Network layer, Server Y
This layer recognizes that its own system's IP address, 188.8.131.52, is the destination address in the packet and therefore that the packet should be handled locally. The network layer strips off the L3 header and once again checks a field to see what protocol handles L4. Chapter 24 offers an in-depth description of the interface between L3 and L4 for ingress traffic.
Figure 13-4 shows how a header is added by each network layer as each one takes the data from a higher layer. The last step, from Figure 13-4(d) to Figure 13-4(e), shows the difference between the original frame transmitted to Router RT1 by Host X and the one between Router RT1 and Router RT2.
Figure 13-4. Headers compiled by layers: (a...d) on Host X as we travel down the stack; (e) on Router RT1
As we have seen, each layer provides a variety of protocols. Each protocol is handled by a different set of kernel functions. Thus, as the packet travels back up the stack, each protocol must figure out which protocol is being used by the next-higher layer, and invoke the proper kernel function to handle the packet.
On the lowest software layer, L2, the hardware in use defines the protocol. If the frame is received on an Ethernet interface, the receiver knows it contains an Ethernet header, and a Token Ring interface knows it contains a Token Ring header, and so on. There is no ambiguity unless LCC or SNAP is specified. LLC and SNAP are discussed later in this chapter.

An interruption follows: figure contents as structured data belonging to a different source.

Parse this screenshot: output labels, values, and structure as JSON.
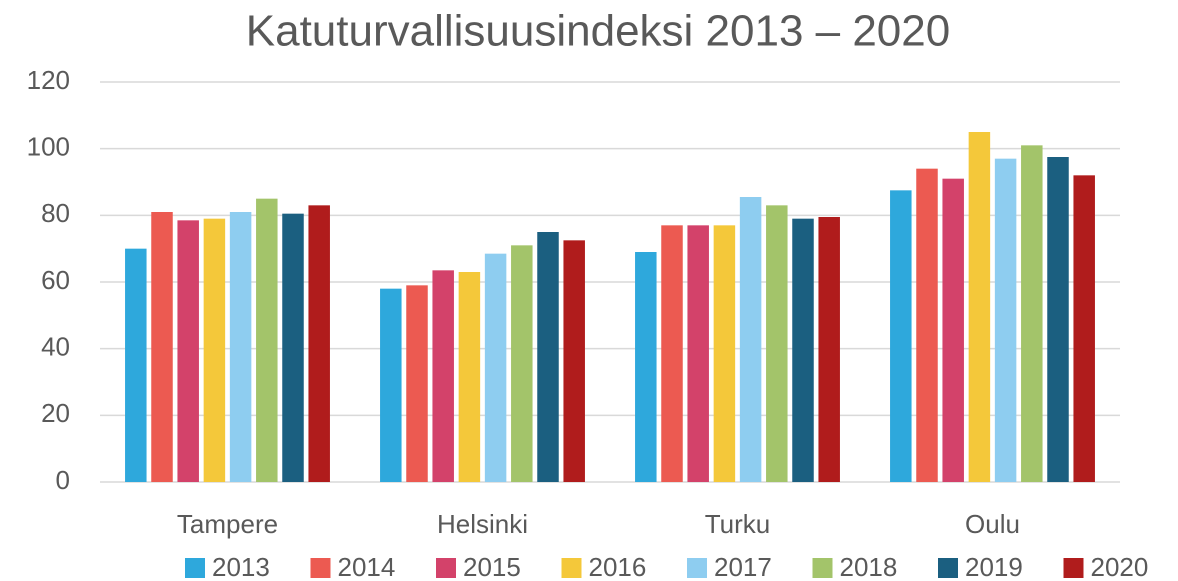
{
  "chart_data": {
    "type": "bar",
    "title": "Katuturvallisuusindeksi 2013 – 2020",
    "categories": [
      "Tampere",
      "Helsinki",
      "Turku",
      "Oulu"
    ],
    "series": [
      {
        "name": "2013",
        "color": "#2ea8dc",
        "values": [
          70,
          58,
          69,
          87.5
        ]
      },
      {
        "name": "2014",
        "color": "#ec5a51",
        "values": [
          81,
          59,
          77,
          94
        ]
      },
      {
        "name": "2015",
        "color": "#d3426a",
        "values": [
          78.5,
          63.5,
          77,
          91
        ]
      },
      {
        "name": "2016",
        "color": "#f4c83a",
        "values": [
          79,
          63,
          77,
          105
        ]
      },
      {
        "name": "2017",
        "color": "#8ecdf0",
        "values": [
          81,
          68.5,
          85.5,
          97
        ]
      },
      {
        "name": "2018",
        "color": "#a3c46a",
        "values": [
          85,
          71,
          83,
          101
        ]
      },
      {
        "name": "2019",
        "color": "#1b5f80",
        "values": [
          80.5,
          75,
          79,
          97.5
        ]
      },
      {
        "name": "2020",
        "color": "#b01c1c",
        "values": [
          83,
          72.5,
          79.5,
          92
        ]
      }
    ],
    "ylim": [
      0,
      120
    ],
    "yticks": [
      0,
      20,
      40,
      60,
      80,
      100,
      120
    ],
    "grid": true,
    "legend": "bottom"
  }
}
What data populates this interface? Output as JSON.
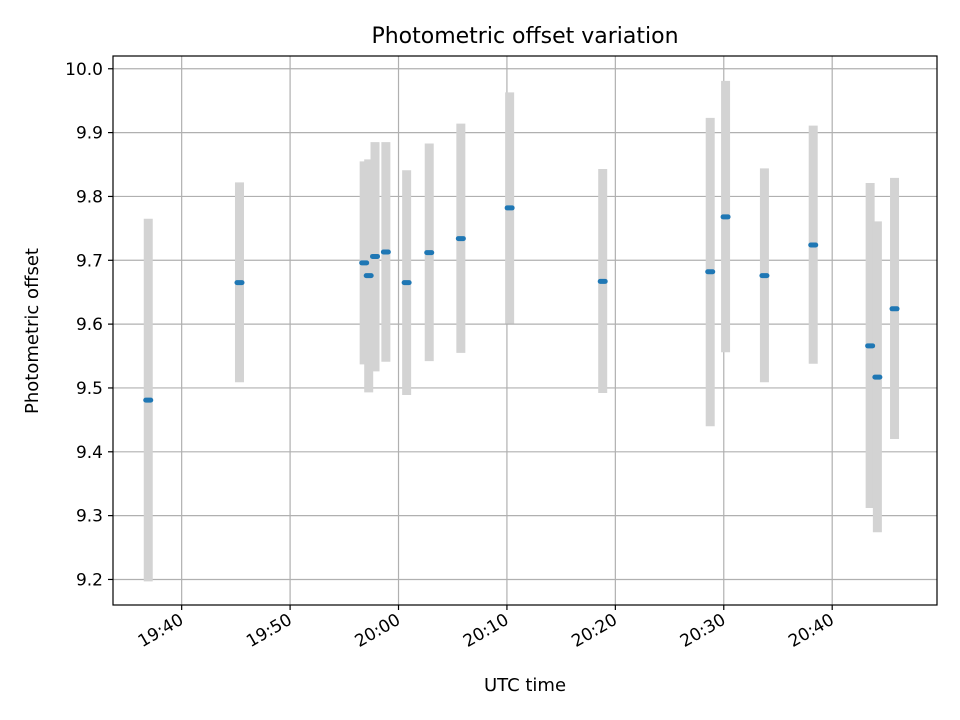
{
  "chart_data": {
    "type": "scatter",
    "title": "Photometric offset variation",
    "xlabel": "UTC time",
    "ylabel": "Photometric offset",
    "x_unit": "UTC time of day",
    "xlim": [
      "19:33:40",
      "20:49:40"
    ],
    "ylim": [
      9.16,
      10.02
    ],
    "x_ticks": [
      "19:40",
      "19:50",
      "20:00",
      "20:10",
      "20:20",
      "20:30",
      "20:40"
    ],
    "y_ticks": [
      9.2,
      9.3,
      9.4,
      9.5,
      9.6,
      9.7,
      9.8,
      9.9,
      10.0
    ],
    "y_tick_labels": [
      "9.2",
      "9.3",
      "9.4",
      "9.5",
      "9.6",
      "9.7",
      "9.8",
      "9.9",
      "10.0"
    ],
    "grid": true,
    "colors": {
      "marker": "#1f77b4",
      "errorbar": "#d3d3d3"
    },
    "points": [
      {
        "x": "19:36:55",
        "y": 9.481,
        "ylow": 9.197,
        "yhigh": 9.765
      },
      {
        "x": "19:45:20",
        "y": 9.665,
        "ylow": 9.509,
        "yhigh": 9.822
      },
      {
        "x": "19:56:50",
        "y": 9.696,
        "ylow": 9.537,
        "yhigh": 9.855
      },
      {
        "x": "19:57:15",
        "y": 9.676,
        "ylow": 9.493,
        "yhigh": 9.858
      },
      {
        "x": "19:57:50",
        "y": 9.706,
        "ylow": 9.526,
        "yhigh": 9.885
      },
      {
        "x": "19:58:50",
        "y": 9.713,
        "ylow": 9.541,
        "yhigh": 9.885
      },
      {
        "x": "20:00:45",
        "y": 9.665,
        "ylow": 9.489,
        "yhigh": 9.841
      },
      {
        "x": "20:02:50",
        "y": 9.712,
        "ylow": 9.542,
        "yhigh": 9.883
      },
      {
        "x": "20:05:45",
        "y": 9.734,
        "ylow": 9.555,
        "yhigh": 9.914
      },
      {
        "x": "20:10:15",
        "y": 9.782,
        "ylow": 9.601,
        "yhigh": 9.963
      },
      {
        "x": "20:18:50",
        "y": 9.667,
        "ylow": 9.492,
        "yhigh": 9.843
      },
      {
        "x": "20:28:45",
        "y": 9.682,
        "ylow": 9.44,
        "yhigh": 9.923
      },
      {
        "x": "20:30:10",
        "y": 9.768,
        "ylow": 9.556,
        "yhigh": 9.981
      },
      {
        "x": "20:33:45",
        "y": 9.676,
        "ylow": 9.509,
        "yhigh": 9.844
      },
      {
        "x": "20:38:15",
        "y": 9.724,
        "ylow": 9.538,
        "yhigh": 9.911
      },
      {
        "x": "20:43:30",
        "y": 9.566,
        "ylow": 9.312,
        "yhigh": 9.821
      },
      {
        "x": "20:44:10",
        "y": 9.517,
        "ylow": 9.274,
        "yhigh": 9.761
      },
      {
        "x": "20:45:45",
        "y": 9.624,
        "ylow": 9.42,
        "yhigh": 9.829
      }
    ]
  }
}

But as the packet travels up the network stack, each protocol needs a field in its header to tell it which protocol should handle the next stage of processing. The progress is shown in Figure 13-5. Thus, the transition from L2 in Figure 13-5(a) to L3 in Figure 13-5(b) depends on L2 checking an "Above protocol" field in the L2 header. Similarly, the L3 layer checks a field in its header to facilitate the transition to L4, shown in Figure 13-5(b) and Figure 13-5(c). Finally, L4 uses the Destination Port field of the packet to take the packet out of the kernel and find the process, such as a web server, that handles the packet on the local host.